The West Virginia State Interoperable Radio Network (WV-SIRN) provides the best communication in the 13,000-square-mile zone that protects the National Radio Astronomy Observatory in Green Bank and the Sugar Grove Research Facility, said James T. Farrell, public information officer and administrative assistant with the Upshur County Office of Emergency Management.
"Communication for everybody here is a little different. You have to get special permission for radio use. It's a long and difficult process. Working with Green Bank (WV-SIRN) is the best coverage for this area," he said.
On top of being in a unique area for radio communication, fire departments in Upshur County, like those everywhere, must keep up with the latest technology.
This week, firefighters from around the county received training on the use of new portable two-way radios equipped with the latest technology, said Jim Farry, director of the Office of Emergency Management.
The West Virginia Department of Military Affairs and Public Safety, the Homeland Security State Administrative Agency and the Upshur County Office of Emergency Management recently worked together to obtain a Homeland Security grant to purchase the radios.
Thanks to the new radios, coupled with the State Interoperable Radio Network, firefighters will be able to better communicate in the county and around the state, Farry said.
"There are a lot of dead spots in the county because of the terrain. With this system, there aren't many places they can't get out of," he said.
Buckhannon Fire Chief Mitch Tacy said his department was happy to receive the equipment.
"It's not every day you can walk into a room and get $50,000 worth of free radios," he said.
While Upshur County first responders have been field testing a small number of the radios over the past four years, the latest grant adds more than 50 radios to all seven fire departments in the county, Farrell said. This is the most the Office of Emergency Management has purchased at one time.
The radios cost just under $1,000 each, including accessories, Farrell said.

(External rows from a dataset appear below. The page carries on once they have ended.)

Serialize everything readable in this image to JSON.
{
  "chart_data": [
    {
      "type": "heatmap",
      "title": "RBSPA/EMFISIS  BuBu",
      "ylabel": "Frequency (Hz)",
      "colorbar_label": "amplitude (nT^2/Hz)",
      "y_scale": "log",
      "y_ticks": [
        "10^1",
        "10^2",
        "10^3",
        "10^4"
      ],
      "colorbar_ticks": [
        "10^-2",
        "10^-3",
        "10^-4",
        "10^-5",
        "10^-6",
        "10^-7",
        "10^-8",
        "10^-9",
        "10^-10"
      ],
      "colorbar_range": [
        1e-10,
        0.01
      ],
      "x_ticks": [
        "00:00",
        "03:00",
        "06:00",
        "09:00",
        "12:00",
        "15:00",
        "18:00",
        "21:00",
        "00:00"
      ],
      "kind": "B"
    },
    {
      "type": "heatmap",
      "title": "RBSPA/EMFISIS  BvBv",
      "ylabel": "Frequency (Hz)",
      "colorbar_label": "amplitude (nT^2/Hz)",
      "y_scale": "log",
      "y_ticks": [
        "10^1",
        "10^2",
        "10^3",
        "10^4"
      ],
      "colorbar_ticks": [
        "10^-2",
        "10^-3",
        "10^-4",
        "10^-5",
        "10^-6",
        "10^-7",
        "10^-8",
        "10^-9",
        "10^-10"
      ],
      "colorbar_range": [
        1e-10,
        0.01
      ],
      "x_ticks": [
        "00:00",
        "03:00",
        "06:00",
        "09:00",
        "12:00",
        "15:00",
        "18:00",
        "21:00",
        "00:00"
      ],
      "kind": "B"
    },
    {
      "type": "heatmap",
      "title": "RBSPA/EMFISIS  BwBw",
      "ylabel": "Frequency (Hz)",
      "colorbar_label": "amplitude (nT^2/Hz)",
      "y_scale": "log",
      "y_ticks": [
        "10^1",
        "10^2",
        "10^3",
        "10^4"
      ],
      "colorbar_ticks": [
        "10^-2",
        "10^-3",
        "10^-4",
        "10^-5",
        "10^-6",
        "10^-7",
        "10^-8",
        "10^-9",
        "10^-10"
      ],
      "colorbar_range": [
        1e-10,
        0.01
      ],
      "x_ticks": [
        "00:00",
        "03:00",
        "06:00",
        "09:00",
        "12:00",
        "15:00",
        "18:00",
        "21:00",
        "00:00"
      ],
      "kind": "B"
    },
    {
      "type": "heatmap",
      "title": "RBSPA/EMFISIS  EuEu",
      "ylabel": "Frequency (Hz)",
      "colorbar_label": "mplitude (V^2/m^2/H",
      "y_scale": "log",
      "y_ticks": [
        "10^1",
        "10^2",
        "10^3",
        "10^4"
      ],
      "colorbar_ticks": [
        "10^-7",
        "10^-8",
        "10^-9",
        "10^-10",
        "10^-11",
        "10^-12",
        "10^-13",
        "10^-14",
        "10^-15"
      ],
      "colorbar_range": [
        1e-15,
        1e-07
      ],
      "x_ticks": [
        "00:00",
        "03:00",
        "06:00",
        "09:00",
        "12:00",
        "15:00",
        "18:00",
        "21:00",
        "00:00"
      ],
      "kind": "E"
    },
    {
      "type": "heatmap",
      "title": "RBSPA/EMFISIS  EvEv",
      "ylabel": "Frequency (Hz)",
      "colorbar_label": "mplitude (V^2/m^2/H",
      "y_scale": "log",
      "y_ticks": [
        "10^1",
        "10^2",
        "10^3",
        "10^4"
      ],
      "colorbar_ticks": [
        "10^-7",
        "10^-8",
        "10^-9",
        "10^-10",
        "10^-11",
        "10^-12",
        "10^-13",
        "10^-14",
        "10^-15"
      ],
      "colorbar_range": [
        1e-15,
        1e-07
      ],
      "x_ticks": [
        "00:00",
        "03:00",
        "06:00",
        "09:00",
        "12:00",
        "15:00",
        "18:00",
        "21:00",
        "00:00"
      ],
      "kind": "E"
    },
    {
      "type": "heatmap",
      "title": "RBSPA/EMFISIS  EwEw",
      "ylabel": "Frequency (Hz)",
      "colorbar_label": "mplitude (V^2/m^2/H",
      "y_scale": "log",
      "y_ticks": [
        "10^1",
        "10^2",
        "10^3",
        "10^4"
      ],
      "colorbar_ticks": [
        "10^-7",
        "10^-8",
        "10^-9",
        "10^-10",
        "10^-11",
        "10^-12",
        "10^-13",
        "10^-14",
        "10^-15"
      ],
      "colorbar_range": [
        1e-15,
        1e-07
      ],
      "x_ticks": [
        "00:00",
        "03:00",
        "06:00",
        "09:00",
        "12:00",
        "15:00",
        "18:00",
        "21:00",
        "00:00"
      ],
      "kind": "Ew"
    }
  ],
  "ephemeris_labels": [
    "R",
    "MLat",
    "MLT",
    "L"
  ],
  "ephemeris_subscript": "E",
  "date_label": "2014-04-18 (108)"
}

Eventually, firefighters will be equipped with radio alert systems they can engage if they find themselves in serious trouble on a call, Adrian Fire Chief Bernie Nazelrod said.
"They will be able to hit a button and alert everyone," he said. "We're working toward the safety of the firefighters and the community. This is going to be a plus."
The new radios will not solve all communication problems, Farrell said. The Office of Emergency Management is encouraging fire departments to maintain and upgrade the equipment they were using before, Farrell said. This provides a backup system, should the primary system fail, he said.
These new radios are another step on a longer path, Farry said.
"I think this is just the beginning of long-term improvements," he said. "It's been a long time in the making."
The future of radio communication is just around the corner, Farrell said. It won't be long before new technology hits the market, he said.
"The D-Block is a block of frequencies on the edge of television and cell phones. There's been a bit of a fight over who can use them," Farrell said. "Ever since the cell phone came out, along with other high-tech equipment, there's been a sudden frequency grab that never existed before."
The technology to utilize D-Block frequencies "isn't out there yet," Farrell said. But fire departments and other emergency response agencies should be setting aside funds for when the technology is available, he said.